Here’s a list of EAI benefactors, with dollar figures from Conservative Transparency and descriptions from Sourcewatch.org.
Donors Capital Fund: $298,500. DCF and a related entity, DonorsTrust, “create separate accounts for individual donors, and the donors then recommend disbursements from the accounts to different non-profits. They cloak the identity of the original mystery donors because the funds are then distributed in the name of DT or DCF.
“The Koch brothers and other ultra-wealthy industrial ideologues appear to be cloaking an untold amount of their donations to conservative political outlets through DT and DCF.” One of Charles Koch’s big funds has given “only to Donors Capital Fund since 2005.”
The modus operandi of DCF provides plausible deniability to EAI and other recipients; they can assert with a straight face that they don’t get money from the Kochs. But they do benefit from the largesse of a money-laundering operation created by, and generously funded by, the Kochs.
The Roe Foundation: $95,000. Private foundation started by the late Thomas Roe, former chairman of the State Policy Network, a key cog in the Koch machine. (See below.) His foundation “continues to provide financial support to free-market policy groups across the country.”
The Jaquelin Hume Foundation. $63,000. The Foundation “‘supports free-market solutions to education reform’ and funds many conservative and libertarian organizations.” It has strong ties to the American Legislative Exchange Council (ALEC) and the State Policy Network.
The Cato Institute: $50,000. A “libertarian think tank founded by Charles Koch and funded by the Koch brothers.” Over the years, “the Koch family has donated more than $30 million to the organization.”
The State Policy Network. $24,930. SPN “has franchised, funded, and fostered… a web of right-wing ‘think tanks’ in every state across the country. It is an $83 million right-wing empire as of the 2011 funding documents from SPN itself and each of its state ‘think tank’ members.” SPN had its origins in the 1980s, but dramatically stepped up its activities in 1998.
“Fueled by robust funding from right-wing funders including the Koch brothers… SPN has grown rapidly in recent years.
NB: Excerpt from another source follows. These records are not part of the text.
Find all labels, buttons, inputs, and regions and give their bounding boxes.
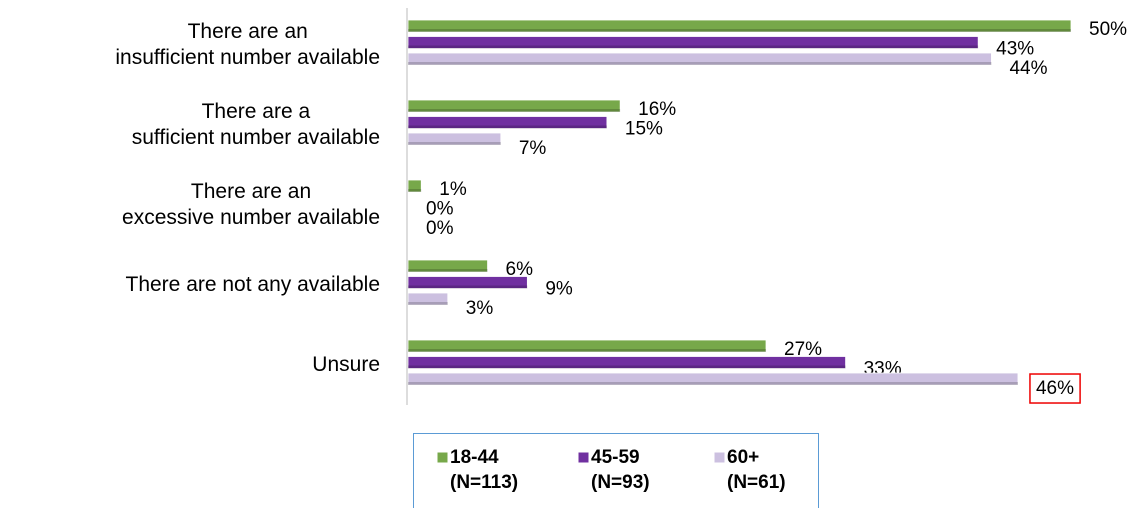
highlight-box [1029, 373, 1081, 404]
legend-label: 60+ (N=61) [727, 447, 786, 493]
value-label: 9% [545, 279, 573, 300]
bar-shade [408, 45, 979, 49]
bar-shade [408, 302, 448, 305]
bar-shade [408, 189, 422, 192]
legend-label: 45-59 (N=93) [591, 447, 650, 493]
bar-shade [408, 142, 501, 145]
value-label: 43% [996, 39, 1034, 60]
bar-shade [408, 285, 528, 289]
bar [407, 259, 488, 273]
value-label: 3% [466, 298, 494, 319]
bar [407, 372, 1019, 386]
legend-label: 18-44 (N=113) [450, 447, 519, 493]
bar-shade [408, 29, 1071, 32]
category-label: There are not any available [125, 272, 381, 296]
category-label: Unsure [312, 352, 380, 376]
bar-shade [408, 62, 992, 65]
legend-swatch [713, 451, 726, 464]
bar-shade [408, 365, 846, 369]
value-label: 44% [1009, 58, 1047, 79]
category-label: There are an insufficient number availab… [115, 19, 380, 69]
value-label: 27% [784, 339, 822, 360]
legend-swatch [436, 451, 449, 464]
value-label: 6% [506, 259, 534, 280]
value-label: 15% [625, 119, 663, 140]
category-label: There are a sufficient number available [131, 99, 380, 149]
bar [407, 36, 979, 49]
value-label: 50% [1089, 19, 1127, 40]
bar-shade [408, 382, 1018, 385]
bar [407, 19, 1072, 33]
value-label: 0% [426, 218, 454, 239]
bar-shade [408, 125, 607, 129]
bar [407, 339, 767, 353]
legend [413, 433, 819, 508]
value-label: 46% [1036, 378, 1074, 399]
bar [407, 276, 528, 289]
bar [407, 52, 992, 66]
bar-shade [408, 109, 621, 112]
bar [407, 356, 846, 369]
value-label: 7% [519, 138, 547, 159]
bar [407, 116, 608, 129]
bar-shade [408, 349, 767, 352]
bar [407, 132, 502, 146]
value-label: 1% [439, 179, 467, 200]
legend-swatch [577, 451, 590, 464]
value-label: 0% [426, 199, 454, 220]
bar [407, 99, 621, 113]
value-label: 16% [638, 99, 676, 120]
bar-shade [408, 269, 488, 272]
category-label: There are an excessive number available [122, 179, 380, 229]
bar [407, 179, 422, 193]
bar [407, 292, 449, 306]
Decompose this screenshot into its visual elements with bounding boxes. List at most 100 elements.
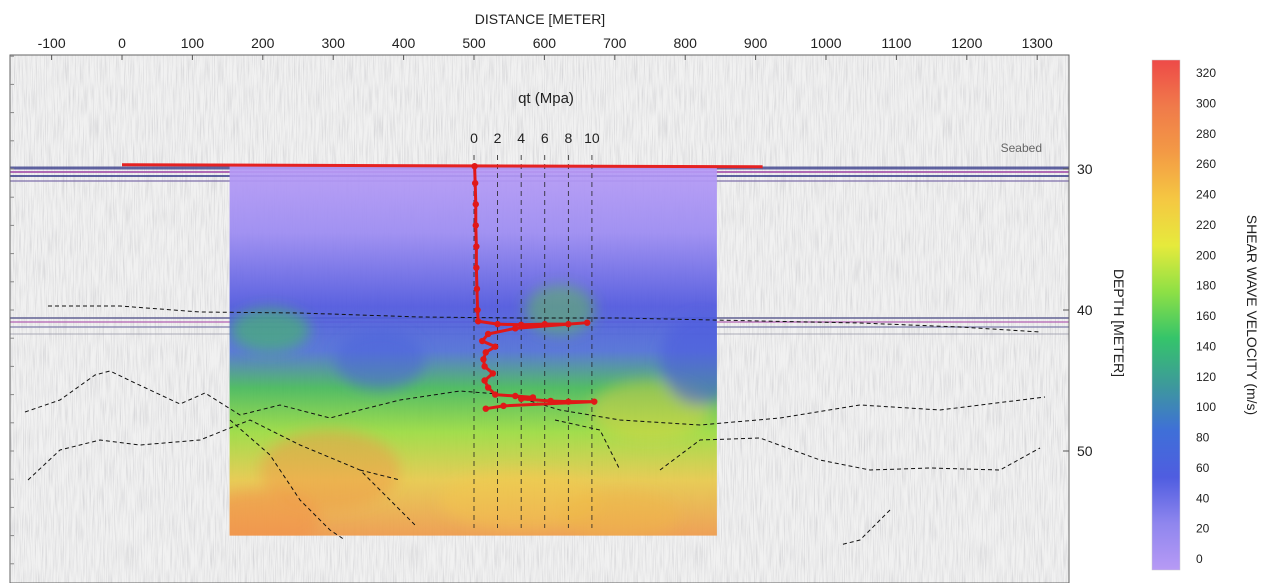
cpt-point <box>529 394 537 401</box>
x-tick-label: 700 <box>603 35 627 51</box>
x-axis-label: DISTANCE [METER] <box>475 11 605 27</box>
colorbar-ticks: 0 20 40 60 80 100 120 140 160 180 200 220 240 260 280 3… <box>1196 66 1216 566</box>
cpt-point <box>591 398 598 405</box>
horizon-line <box>554 419 621 471</box>
cpt-point <box>481 377 488 384</box>
cpt-tick-label: 4 <box>517 130 525 146</box>
cpt-point <box>494 320 501 328</box>
colorbar-tick-label: 60 <box>1196 461 1210 475</box>
x-tick-label: 1000 <box>810 35 841 51</box>
cpt-point <box>517 321 525 329</box>
x-tick-label: 300 <box>322 35 346 51</box>
horizon-line <box>659 437 1041 471</box>
colorbar-tick-label: 140 <box>1196 339 1216 353</box>
cpt-point <box>482 405 489 412</box>
velocity-anomaly <box>260 430 400 510</box>
cpt-point <box>480 356 487 363</box>
colorbar-tick-label: 120 <box>1196 370 1216 384</box>
velocity-anomaly <box>560 490 680 536</box>
colorbar-tick-label: 260 <box>1196 157 1216 171</box>
velocity-anomaly <box>229 490 320 536</box>
interpreted-horizons <box>24 305 1046 546</box>
velocity-anomaly <box>230 308 310 352</box>
colorbar-tick-label: 160 <box>1196 309 1216 323</box>
cpt-point <box>484 330 492 338</box>
x-axis: -100 0 100 200 300 400 500 600 700 800 900 1000 1100… <box>38 35 1053 60</box>
seabed-line <box>121 163 763 169</box>
cpt-point <box>565 320 572 328</box>
cpt-point <box>565 398 572 405</box>
cpt-point <box>547 397 554 405</box>
cpt-point <box>472 222 479 229</box>
x-tick-label: 600 <box>533 35 557 51</box>
colorbar-tick-label: 100 <box>1196 400 1216 414</box>
cpt-tick-label: 8 <box>564 130 572 146</box>
colorbar-tick-label: 40 <box>1196 491 1210 505</box>
cpt-tick-label: 6 <box>541 130 549 146</box>
cpt-point <box>484 384 492 391</box>
horizon-line <box>24 370 1046 426</box>
colorbar-tick-label: 320 <box>1196 66 1216 80</box>
colorbar-tick-label: 0 <box>1196 552 1203 566</box>
cpt-tick-label: 10 <box>584 130 600 146</box>
x-tick-label: 1300 <box>1022 35 1053 51</box>
cpt-point <box>473 285 481 293</box>
horizon-line <box>229 419 346 541</box>
colorbar-tick-label: 20 <box>1196 522 1210 536</box>
y-tick-label: 40 <box>1077 302 1093 318</box>
x-tick-label: 900 <box>744 35 768 51</box>
velocity-anomaly <box>335 330 425 390</box>
cpt-point <box>512 325 519 332</box>
x-tick-label: -100 <box>38 35 66 51</box>
cpt-point <box>474 318 482 325</box>
cpt-tick-label: 0 <box>470 130 478 146</box>
horizon-line <box>839 509 891 546</box>
x-tick-label: 100 <box>181 35 205 51</box>
x-tick-label: 1200 <box>951 35 982 51</box>
cpt-point <box>500 402 507 410</box>
cpt-point <box>512 392 519 400</box>
cpt-point <box>474 306 481 314</box>
y-tick-label: 30 <box>1077 161 1093 177</box>
colorbar-tick-label: 240 <box>1196 188 1216 202</box>
velocity-anomaly <box>660 315 717 405</box>
plot-frame <box>9 54 1070 583</box>
cpt-point <box>481 363 488 370</box>
colorbar-tick-label: 180 <box>1196 279 1216 293</box>
y-tick-label: 50 <box>1077 443 1093 459</box>
colorbar <box>1151 59 1181 571</box>
cpt-scale: 0 2 4 6 8 10 <box>470 130 600 528</box>
x-tick-label: 0 <box>118 35 126 51</box>
x-tick-label: 800 <box>674 35 698 51</box>
x-tick-label: 500 <box>462 35 486 51</box>
seabed-label: Seabed <box>1001 141 1042 155</box>
cpt-point <box>472 201 479 208</box>
cpt-point <box>482 349 489 356</box>
cpt-point <box>471 162 478 170</box>
colorbar-tick-label: 280 <box>1196 127 1216 141</box>
cpt-point <box>473 243 480 250</box>
cpt-point <box>584 319 591 326</box>
y-axis-label: DEPTH [METER] <box>1111 269 1127 377</box>
x-tick-label: 1100 <box>881 35 911 51</box>
cpt-point <box>471 179 479 187</box>
velocity-section <box>229 166 717 536</box>
colorbar-label: SHEAR WAVE VELOCITY (m/s) <box>1244 215 1260 415</box>
cpt-point <box>517 395 525 403</box>
cpt-point <box>492 343 499 350</box>
horizon-line <box>27 419 416 526</box>
cpt-point <box>492 391 499 398</box>
cpt-point <box>541 320 548 328</box>
cpt-point <box>473 264 480 271</box>
cpt-profile <box>471 162 598 412</box>
colorbar-tick-label: 220 <box>1196 218 1216 232</box>
horizon-line <box>48 305 1041 333</box>
cpt-title: qt (Mpa) <box>518 90 574 107</box>
x-tick-label: 400 <box>392 35 416 51</box>
colorbar-tick-label: 80 <box>1196 431 1210 445</box>
cpt-tick-label: 2 <box>494 130 502 146</box>
colorbar-tick-label: 300 <box>1196 96 1216 110</box>
cpt-point <box>479 337 486 345</box>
There were 12 original think tanks when SPN was founded. In 2013, there were 64 SPN member think tanks in all 50 states.”
Although SPN insists its members are “fiercely independent,” The New Yorker’s Jane Mayer has reported that SPN head Tracie Sharp “compared the organization’s model to that of IKEA.” Like IKEA, SPN “would provide the raw materials along with the services needed to assemble the products. …’Pick what you need,’ she said, ‘and customize it for what works best for you.’
“… Sharp ‘also acknowledged privately that the organization’s often anonymous donors frequently shape the agenda. ‘The grants are driven by donor intent’ .. [and] often ‘the donors have a very specific idea of what they want to happen.'”
The Chase Foundation of Virginia. $24,830. “the private foundation of investor Derwood Chase.” It gave nearly $900,000 to right-wing groups in 2011 alone. Its beneficiaries have included many of SPN’s state-based organizations.
The JM Foundation. $15,000. According to its own website, it was created by Jeremiah Milbank, who “was an ardent believer in individual liberty, limited government, and free markets.” It lists its top activity as “supporting education and research that fosters market-based policy solutions, especially at state think tanks.” Like, for instance, the Ethan Allen Institute and its SPN cohorts.
That’s it. The Ethan Allen Institute may be able to deny knowingly receiving money from the Kochs, but there’s no doubt that it is significantly dependent on out-of-state “foundations” with very strong Koch ties, and with Koch dollars providing much of their lifeblood.
Last time I wrote about EAI, I mentioned a Tweet that accused me of lying about its ties to the Kochs. I expect I’ll get an apology about the time Hell freezes over.